Personal information
- Born: January 11, 1978 (age 48) Spencer, Iowa, U.S.
- Sporting nationality: United States

Career
- College: University of Kansas
- Turned professional: 2000
- Former tour: Buy.com Tour (2001)
- Professional wins: 16

Best results in major championships
- Masters Tournament: DNP
- PGA Championship: T80: 2019
- U.S. Open: CUT: 2020
- The Open Championship: DNP

= Ryan Vermeer =

American professional golfer (born 1978)

Ryan Vermeer (born January 11, 1978) is an American professional golfer. Vermeer was born in Spencer, Iowa. He played college golf at the University of Kansas from 1997 to 2000 where he won a record seven events and was All-American in 1999 and 2000. He turned professional in 2000.

Vermeer played on the Buy.com Tour (now Korn Ferry Tour) in 2001. His best finish was T-18 at the Buy.com Omaha Classic. He finished 163rd on the money list, lost his card and only played sporadically on the Web.com Tour and PGA Tour after 2001.

Vermeer became a club professional and played well enough in the PGA Professional Championship to earn spots in the PGA Championship in 2017, 2018, 2019, 2020 and 2022.

Vermeer won the 2018 PGA Professional Championship.
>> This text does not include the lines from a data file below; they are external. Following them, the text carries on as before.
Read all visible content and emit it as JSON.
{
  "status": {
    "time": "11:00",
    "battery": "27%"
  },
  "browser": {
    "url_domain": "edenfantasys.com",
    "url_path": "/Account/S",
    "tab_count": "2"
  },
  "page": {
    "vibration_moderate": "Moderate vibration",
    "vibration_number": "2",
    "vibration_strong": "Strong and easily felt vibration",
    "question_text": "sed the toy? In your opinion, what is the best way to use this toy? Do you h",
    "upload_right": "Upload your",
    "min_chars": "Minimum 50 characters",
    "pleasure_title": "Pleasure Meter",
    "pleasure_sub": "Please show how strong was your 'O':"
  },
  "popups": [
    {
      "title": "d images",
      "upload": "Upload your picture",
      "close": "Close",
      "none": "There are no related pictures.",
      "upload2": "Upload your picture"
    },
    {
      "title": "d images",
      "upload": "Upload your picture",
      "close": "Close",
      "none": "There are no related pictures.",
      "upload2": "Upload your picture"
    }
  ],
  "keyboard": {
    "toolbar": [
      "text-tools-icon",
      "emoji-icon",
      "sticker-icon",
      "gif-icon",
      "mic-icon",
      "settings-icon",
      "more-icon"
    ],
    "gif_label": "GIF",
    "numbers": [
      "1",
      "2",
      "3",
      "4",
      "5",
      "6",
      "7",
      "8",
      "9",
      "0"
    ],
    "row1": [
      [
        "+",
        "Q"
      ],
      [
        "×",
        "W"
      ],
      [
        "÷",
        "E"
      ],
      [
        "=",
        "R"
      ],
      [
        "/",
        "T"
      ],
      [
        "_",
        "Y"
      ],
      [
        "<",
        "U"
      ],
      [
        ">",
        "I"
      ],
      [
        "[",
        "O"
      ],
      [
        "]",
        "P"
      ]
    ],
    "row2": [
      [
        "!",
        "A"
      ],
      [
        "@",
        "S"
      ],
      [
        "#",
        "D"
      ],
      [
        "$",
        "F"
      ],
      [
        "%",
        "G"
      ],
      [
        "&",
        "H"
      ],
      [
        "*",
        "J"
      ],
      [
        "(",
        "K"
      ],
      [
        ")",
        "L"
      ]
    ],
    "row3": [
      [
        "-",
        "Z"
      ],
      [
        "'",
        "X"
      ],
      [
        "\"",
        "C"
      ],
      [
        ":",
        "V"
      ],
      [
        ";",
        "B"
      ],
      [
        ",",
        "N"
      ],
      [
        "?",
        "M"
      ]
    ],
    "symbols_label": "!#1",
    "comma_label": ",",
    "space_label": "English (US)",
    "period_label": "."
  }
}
He was the first Nebraska PGA member to win the tournament.

Vermeer made the cut at the 2019 PGA Championship, the third major he played in his career. He finished T80.

==Professional wins==
- 2013 National Car Rental PGA Assistant Championship – Nebraska Section
- 2014 Nebraska Section PGA Match Play Championship, Mizuno Pro/Assistant Championship
- 2016 Nebraska PGA Championship, Mizuno Pro/Assistant Championship
- 2017 Nebraska Section PGA Match Play Championship, Mizuno Pro/Assistant Championship
- 2018 Nebraska Section PGA Match Play Championship, PGA Professional Championship, Nebraska PGA Championship
- 2019 TaylorMade National Championship, Nebraska PGA Championship
- 2020 Nebraska PGA Championship
- 2021 Nebraska PGA Championship
- 2022 Nebraska PGA Championship
- 2025 Nebraska PGA Championship

Source:

==Results in major championships==

| Tournament | 2017 | 2018 |
|---|---|---|
| U.S. Open |  |  |
| PGA Championship | CUT | CUT |

| Tournament | 2019 | 2020 | 2021 | 2022 | 2023 | 2024 | 2025 | 2026 |
|---|---|---|---|---|---|---|---|---|
| PGA Championship | T80 | CUT |  | CUT |  |  |  | CUT |
| U.S. Open |  | CUT |  |  |  |  |  |  |

CUT = missed the half-way cut

"T" = tied

Note: Vermeer only played in the PGA Championship and the U.S. Open.